There is of course an oddness in seeing such American actors as Damon, Affleck and Driver in period setting. The accents are an odd mix: Comer basically uses her regular (non-Scouse) performance voice, Damon does a gravelly version of his own, Walter an American twang to match Damon, Affleck is halfway to plummy Brit, Driver flattens his Californian tones. Damon is pretty good as the sulky, surly Carrouge who gets less sympathetic the more we see him, Driver is suitably charming on the surface but selfish. Comer plays wounded injustice extremely well and brings a lot of emotion to a difficult role. Affleck has the most fun, flouncing around in a blonde wig as a lordly, hedonistic pervert who likes nothing more than belittling Carrouge.

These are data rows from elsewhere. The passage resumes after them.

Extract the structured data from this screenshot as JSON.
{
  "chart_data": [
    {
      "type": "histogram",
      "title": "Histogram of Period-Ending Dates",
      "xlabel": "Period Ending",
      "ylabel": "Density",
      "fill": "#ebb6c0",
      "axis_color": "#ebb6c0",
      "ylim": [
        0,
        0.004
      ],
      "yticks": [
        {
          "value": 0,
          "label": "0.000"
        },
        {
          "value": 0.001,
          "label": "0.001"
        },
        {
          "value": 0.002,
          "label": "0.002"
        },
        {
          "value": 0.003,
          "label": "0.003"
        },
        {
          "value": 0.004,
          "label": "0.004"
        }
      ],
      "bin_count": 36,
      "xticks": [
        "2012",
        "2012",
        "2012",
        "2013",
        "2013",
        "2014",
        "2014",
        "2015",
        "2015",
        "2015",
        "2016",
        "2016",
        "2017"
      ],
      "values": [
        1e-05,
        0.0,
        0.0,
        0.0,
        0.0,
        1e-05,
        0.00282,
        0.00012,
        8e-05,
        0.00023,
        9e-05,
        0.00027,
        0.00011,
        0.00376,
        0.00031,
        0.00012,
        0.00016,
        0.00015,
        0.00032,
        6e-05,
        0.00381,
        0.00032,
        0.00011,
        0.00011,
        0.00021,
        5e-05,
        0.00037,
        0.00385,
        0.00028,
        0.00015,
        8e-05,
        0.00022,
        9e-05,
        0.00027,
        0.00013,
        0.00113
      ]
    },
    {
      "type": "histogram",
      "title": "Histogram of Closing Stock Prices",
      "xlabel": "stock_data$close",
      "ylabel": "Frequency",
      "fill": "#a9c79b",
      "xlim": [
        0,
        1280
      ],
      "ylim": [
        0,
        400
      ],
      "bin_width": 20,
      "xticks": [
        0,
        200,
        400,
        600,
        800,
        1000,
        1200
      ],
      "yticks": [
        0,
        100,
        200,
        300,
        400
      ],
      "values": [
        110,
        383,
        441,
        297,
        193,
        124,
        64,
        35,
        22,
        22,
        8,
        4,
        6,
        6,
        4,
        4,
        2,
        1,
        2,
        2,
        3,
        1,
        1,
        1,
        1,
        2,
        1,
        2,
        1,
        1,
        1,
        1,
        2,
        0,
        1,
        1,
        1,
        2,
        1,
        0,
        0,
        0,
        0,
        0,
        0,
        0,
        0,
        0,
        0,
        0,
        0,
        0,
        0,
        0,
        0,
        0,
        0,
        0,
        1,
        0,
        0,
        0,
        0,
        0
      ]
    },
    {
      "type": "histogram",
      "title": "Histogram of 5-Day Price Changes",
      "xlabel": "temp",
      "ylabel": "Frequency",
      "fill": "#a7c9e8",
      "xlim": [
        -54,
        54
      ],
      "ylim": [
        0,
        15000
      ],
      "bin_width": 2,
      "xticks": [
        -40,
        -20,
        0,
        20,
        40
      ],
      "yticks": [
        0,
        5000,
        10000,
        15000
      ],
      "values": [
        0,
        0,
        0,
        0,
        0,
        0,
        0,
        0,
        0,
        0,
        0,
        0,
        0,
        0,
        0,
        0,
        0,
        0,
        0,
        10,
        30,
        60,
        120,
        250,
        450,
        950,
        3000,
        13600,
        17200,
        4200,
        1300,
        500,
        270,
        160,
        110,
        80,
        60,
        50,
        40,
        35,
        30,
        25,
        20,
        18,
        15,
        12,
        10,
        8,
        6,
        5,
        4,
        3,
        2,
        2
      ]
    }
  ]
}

The Last Duel is part way to a decent film, but it just lacks that little bit extra to make it really come to life. Its alternative versions of the truth don’t illuminate as much as they need to – even if they are at points pleasingly subtle in their differences. It has an admirable feminist message, but defers most of it to the second half of the film (were they worried about sidelining the famous male actors?) and it’s concern that we should not doubt Marguerite at any point does undermine its drama. Handsomely filmed, it doesn’t make the impact it should. Perhaps that’s why it was one of the leading box office disasters of the Covid Pandemic?